Hannah Craig
The mushroom in the rib cavity
would bloom-nobody would see it.
Lockjaw would make a human empty of words;
the jasmine inured
from light, with white
aphelion folds. Nobody to
pluck it-a worm-room. A world of locusts and wasps.
And the horses, skinny, near the tree line.
Through the fog, they come down to the salt and
lick it, graze in the old cemetery,
among the mosses, between bones
that are air. Or they pull with their teeth and a hole
sucks hard, a blacksnake, a body
at the end of it. Remorse in the lost flank
of soy, corn, wheat; left turn and then a gallop through
the bittersweet. A broach. Faience splintered, a porcelain
daisy-chain, teacup handle. One dun
flank joins to another. The coll where vine meets ivy, root
meets winter. These are not thunders
on a plain. Or storms catching at dusk, turning up
hooves of malt and barley, turning like a sail,
breeze caught on a rusted screw. These worlds will be
like a lamp to our feet. Their forelegs thick with mud,
they depart in one direction and we in another.

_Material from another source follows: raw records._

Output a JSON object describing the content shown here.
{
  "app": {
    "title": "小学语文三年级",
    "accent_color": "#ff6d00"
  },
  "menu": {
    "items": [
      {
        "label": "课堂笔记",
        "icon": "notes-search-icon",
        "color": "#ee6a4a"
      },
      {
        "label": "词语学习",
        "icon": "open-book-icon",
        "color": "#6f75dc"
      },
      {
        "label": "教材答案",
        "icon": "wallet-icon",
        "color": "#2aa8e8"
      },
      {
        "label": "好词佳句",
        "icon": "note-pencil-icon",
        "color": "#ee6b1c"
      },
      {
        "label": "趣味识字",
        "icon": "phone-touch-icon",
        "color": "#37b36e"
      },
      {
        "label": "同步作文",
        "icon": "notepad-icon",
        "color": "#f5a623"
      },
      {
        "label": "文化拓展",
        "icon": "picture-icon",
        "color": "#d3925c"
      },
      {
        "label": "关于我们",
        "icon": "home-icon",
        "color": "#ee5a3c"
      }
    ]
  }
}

Hannah Craig lives in Pittsburgh, Pennsylvania. Her work has recently appeared in The American Poetry Journal, Northwest Review, and Tampa Review.
“Where I grew up, there was a difference drawn between the ‘front porch’ and the ‘back stoop.’ The front porch had chairs, columns, a painted wooden floor…and it was a great place for cooling off at the end of the day, the entrance that guests used. But it was the ‘back stoop’ that got most of the real action, that was the entrance to our home and lives. That’s where we shucked corn, shelled peas. Where our muddy shoes sat until cleaned. Where we found the fattest toads, sitting in the run-off from the garden hose. And that was the door that slammed behind you when you were furious. The door you opened when you came home, again, no matter how long you’d been gone. The screen through which the barncats called to be fed. The glass with handprints all over it.”